Demographic information is collected, including: cognitive functioning (using the Blessed Orientation Memory Concentration test, [10
]), co-morbidity (using the Comorbidity Index and Scores of Charlson, [15
]), performance status (using Karnosfsky scores, [16
]) and ability to perform activities of daily living (Barthel scores, [17
]), age, gender, ethnic group.
Outcome measures for family/friends/recipients of "generativity" documents
In completion of the therapy, semi-structured telephone interviews are conducted with residents' family/friends and other recipients of the "generativity" documents to obtain their perceptions of the impact of the intervention, on themselves and on the resident, and their views on taking part in the study. For residents who die in the data collection period of the study, follow-up telephone interviews are conducted with family/friends/recipients of the "generativity" documents at three months post bereavement.

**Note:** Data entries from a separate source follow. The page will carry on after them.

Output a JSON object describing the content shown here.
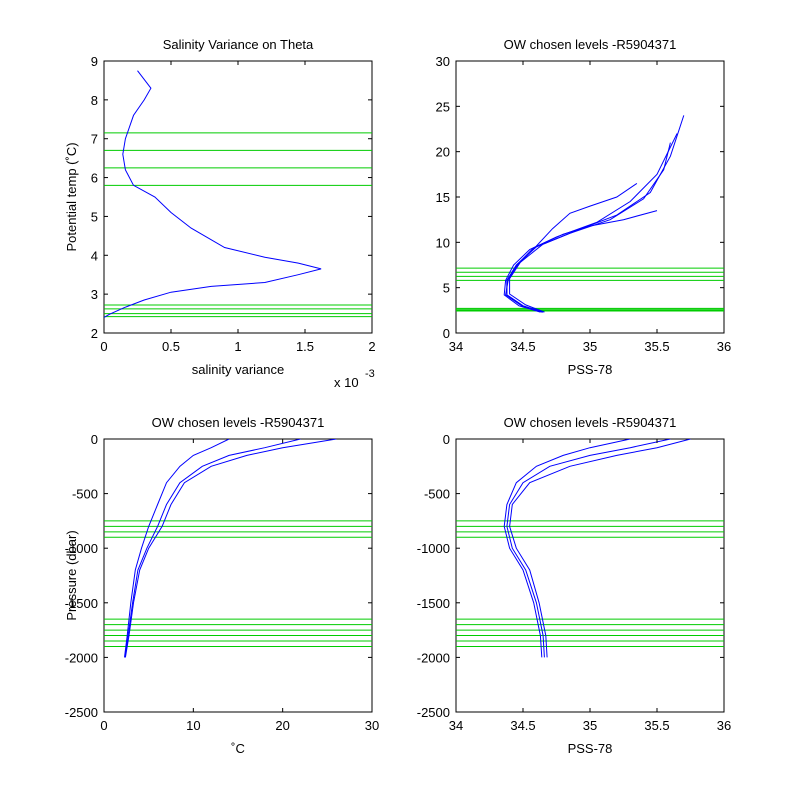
{
  "figure": {
    "colors": {
      "profile": "#0000ff",
      "levels": "#00cc00",
      "axes": "#000000"
    }
  },
  "chart_data": [
    {
      "id": "p1",
      "type": "line",
      "title": "Salinity Variance on Theta",
      "xlabel": "salinity variance",
      "ylabel": "Potential temp (˚C)",
      "x_multiplier": "x 10",
      "x_exponent": "-3",
      "xlim": [
        0,
        2
      ],
      "ylim": [
        2,
        9
      ],
      "xticks": [
        0,
        0.5,
        1,
        1.5,
        2
      ],
      "xticklabels": [
        "0",
        "0.5",
        "1",
        "1.5",
        "2"
      ],
      "yticks": [
        2,
        3,
        4,
        5,
        6,
        7,
        8,
        9
      ],
      "yticklabels": [
        "2",
        "3",
        "4",
        "5",
        "6",
        "7",
        "8",
        "9"
      ],
      "series": [
        {
          "x": [
            0.25,
            0.35,
            0.3,
            0.22,
            0.16,
            0.14,
            0.16,
            0.22,
            0.38,
            0.5,
            0.65,
            0.9,
            1.2,
            1.45,
            1.62,
            1.45,
            1.2,
            0.8,
            0.5,
            0.3,
            0.15,
            0.04,
            0.0
          ],
          "y": [
            8.75,
            8.3,
            8.0,
            7.6,
            7.0,
            6.6,
            6.2,
            5.8,
            5.5,
            5.1,
            4.7,
            4.2,
            3.95,
            3.8,
            3.65,
            3.5,
            3.3,
            3.2,
            3.05,
            2.85,
            2.65,
            2.48,
            2.4
          ]
        }
      ],
      "levels_y": [
        7.15,
        6.7,
        6.25,
        5.8,
        2.72,
        2.62,
        2.5,
        2.42
      ],
      "levels_axis": "y"
    },
    {
      "id": "p2",
      "type": "line",
      "title": "OW chosen levels -R5904371",
      "xlabel": "PSS-78",
      "ylabel": "",
      "xlim": [
        34,
        36
      ],
      "ylim": [
        0,
        30
      ],
      "xticks": [
        34,
        34.5,
        35,
        35.5,
        36
      ],
      "xticklabels": [
        "34",
        "34.5",
        "35",
        "35.5",
        "36"
      ],
      "yticks": [
        0,
        5,
        10,
        15,
        20,
        25,
        30
      ],
      "yticklabels": [
        "0",
        "5",
        "10",
        "15",
        "20",
        "25",
        "30"
      ],
      "series": [
        {
          "x": [
            34.65,
            34.5,
            34.38,
            34.38,
            34.45,
            34.6,
            34.85,
            35.15,
            35.4,
            35.55,
            35.6
          ],
          "y": [
            2.3,
            3.0,
            4.2,
            5.8,
            7.5,
            9.5,
            11.0,
            12.5,
            14.8,
            18.0,
            21.0
          ]
        },
        {
          "x": [
            34.63,
            34.47,
            34.36,
            34.37,
            34.43,
            34.55,
            34.75,
            35.05,
            35.3,
            35.5,
            35.65
          ],
          "y": [
            2.3,
            3.0,
            4.2,
            5.8,
            7.5,
            9.2,
            10.6,
            12.2,
            14.5,
            17.5,
            22.0
          ]
        },
        {
          "x": [
            34.66,
            34.52,
            34.4,
            34.4,
            34.48,
            34.65,
            34.9,
            35.2,
            35.45,
            35.6,
            35.7
          ],
          "y": [
            2.3,
            3.1,
            4.3,
            6.0,
            7.8,
            9.8,
            11.3,
            13.0,
            15.5,
            19.5,
            24.0
          ]
        },
        {
          "x": [
            34.64,
            34.49,
            34.37,
            34.39,
            34.46,
            34.58,
            34.8,
            35.0,
            35.25,
            35.5
          ],
          "y": [
            2.3,
            3.0,
            4.2,
            5.9,
            7.6,
            9.4,
            10.9,
            11.8,
            12.5,
            13.5
          ]
        },
        {
          "x": [
            34.65,
            34.5,
            34.38,
            34.38,
            34.46,
            34.6,
            34.72,
            34.85,
            35.0,
            35.2,
            35.35
          ],
          "y": [
            2.3,
            3.0,
            4.2,
            5.8,
            7.5,
            9.6,
            11.5,
            13.2,
            14.0,
            15.0,
            16.5
          ]
        }
      ],
      "levels_y": [
        7.15,
        6.7,
        6.25,
        5.8,
        2.72,
        2.62,
        2.5,
        2.42
      ],
      "levels_axis": "y"
    },
    {
      "id": "p3",
      "type": "line",
      "title": "OW chosen levels -R5904371",
      "xlabel": "˚C",
      "ylabel": "Pressure (dbar)",
      "xlim": [
        0,
        30
      ],
      "ylim": [
        -2500,
        0
      ],
      "xticks": [
        0,
        10,
        20,
        30
      ],
      "xticklabels": [
        "0",
        "10",
        "20",
        "30"
      ],
      "yticks": [
        -2500,
        -2000,
        -1500,
        -1000,
        -500,
        0
      ],
      "yticklabels": [
        "-2500",
        "-2000",
        "-1500",
        "-1000",
        "-500",
        "0"
      ],
      "series": [
        {
          "x": [
            26.0,
            20.0,
            16.0,
            12.0,
            9.0,
            7.5,
            6.5,
            5.0,
            4.0,
            3.3,
            2.8,
            2.4
          ],
          "y": [
            0,
            -80,
            -150,
            -250,
            -400,
            -600,
            -800,
            -1000,
            -1200,
            -1500,
            -1800,
            -2000
          ]
        },
        {
          "x": [
            14.0,
            12.0,
            10.0,
            8.5,
            7.0,
            6.0,
            5.0,
            4.2,
            3.5,
            3.0,
            2.6,
            2.3
          ],
          "y": [
            0,
            -80,
            -150,
            -250,
            -400,
            -600,
            -800,
            -1000,
            -1200,
            -1500,
            -1800,
            -2000
          ]
        },
        {
          "x": [
            22.0,
            18.0,
            14.0,
            11.0,
            8.5,
            7.0,
            6.0,
            4.8,
            3.8,
            3.2,
            2.7,
            2.35
          ],
          "y": [
            0,
            -80,
            -150,
            -250,
            -400,
            -600,
            -800,
            -1000,
            -1200,
            -1500,
            -1800,
            -2000
          ]
        }
      ],
      "levels_y": [
        -750,
        -800,
        -850,
        -900,
        -1650,
        -1700,
        -1750,
        -1800,
        -1850,
        -1900
      ],
      "levels_axis": "y"
    },
    {
      "id": "p4",
      "type": "line",
      "title": "OW chosen levels -R5904371",
      "xlabel": "PSS-78",
      "ylabel": "",
      "xlim": [
        34,
        36
      ],
      "ylim": [
        -2500,
        0
      ],
      "xticks": [
        34,
        34.5,
        35,
        35.5,
        36
      ],
      "xticklabels": [
        "34",
        "34.5",
        "35",
        "35.5",
        "36"
      ],
      "yticks": [
        -2500,
        -2000,
        -1500,
        -1000,
        -500,
        0
      ],
      "yticklabels": [
        "-2500",
        "-2000",
        "-1500",
        "-1000",
        "-500",
        "0"
      ],
      "series": [
        {
          "x": [
            35.6,
            35.3,
            35.0,
            34.7,
            34.5,
            34.4,
            34.38,
            34.42,
            34.52,
            34.6,
            34.65,
            34.66
          ],
          "y": [
            0,
            -80,
            -150,
            -250,
            -400,
            -600,
            -800,
            -1000,
            -1200,
            -1500,
            -1800,
            -2000
          ]
        },
        {
          "x": [
            35.3,
            35.0,
            34.8,
            34.6,
            34.45,
            34.38,
            34.36,
            34.4,
            34.5,
            34.58,
            34.63,
            34.64
          ],
          "y": [
            0,
            -80,
            -150,
            -250,
            -400,
            -600,
            -800,
            -1000,
            -1200,
            -1500,
            -1800,
            -2000
          ]
        },
        {
          "x": [
            35.75,
            35.5,
            35.2,
            34.85,
            34.55,
            34.42,
            34.4,
            34.45,
            34.55,
            34.62,
            34.67,
            34.68
          ],
          "y": [
            0,
            -80,
            -150,
            -250,
            -400,
            -600,
            -800,
            -1000,
            -1200,
            -1500,
            -1800,
            -2000
          ]
        }
      ],
      "levels_y": [
        -750,
        -800,
        -850,
        -900,
        -1650,
        -1700,
        -1750,
        -1800,
        -1850,
        -1900
      ],
      "levels_axis": "y"
    }
  ]
}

As in the initial interview, these cover their perceptions of the impact of the intervention, on themselves and on the resident, and their views on taking part in the study. They are also asked to complete the Complicated Grief Assessment [18
], which is used to screen for complicated grief reactions. The questionnaire is mailed to them after the telephone interview along with a pre-paid envelope in which to return it. Their age, gender, ethnic group and relationship to residents are also recorded.
Piloting methods for a Phase III trial
Time taken to obtain informed consent and collect outcomes, exclusions, recruitment and drop-out rates (residents and their family and friends) are recorded. In addition their views on taking part in the study (e.g. being randomised) are sought in qualitative interviews, and their views on completing the outcome measures are recorded when they are completing them. Any problems with completing measures will be reported, including missing data.
In view of the relatively small sample size, analyses will be mainly descriptive. However, between and within participant comparisons of outcomes will be conducted and the appropriate effect size estimates reported. The intervention and control group will be compared on the main outcome (a sense of dignity) and secondary outcomes (depression, hopefulness and quality of life). We will also compare Time 2 and Time 3 follow-up with baseline for both groups on these measures. The two groups will also be compared on demographic characteristics and baseline measures. If necessary these will be controlled for in the analyses. We will also report recruitment rates and compare drop-out rates and missing data in the two groups.
The Framework method of analysis will be used [19
]. Analyses will be both deductive (from pre-set aims and objectives) and inductive (arising from participants views). This method tends to be more structured than some other methods of qualitative analysis and the process more explicit and more informed by a priori questions. It is designed so that it can be more easily understood and assessed by people other than the analyst, such as funding bodies, policy makers and participants. Throughout the analytical process we will use strategies to maximise credibility, criticality, and authenticity[20
]. The QSR NVIVO software package is being used to manage the data.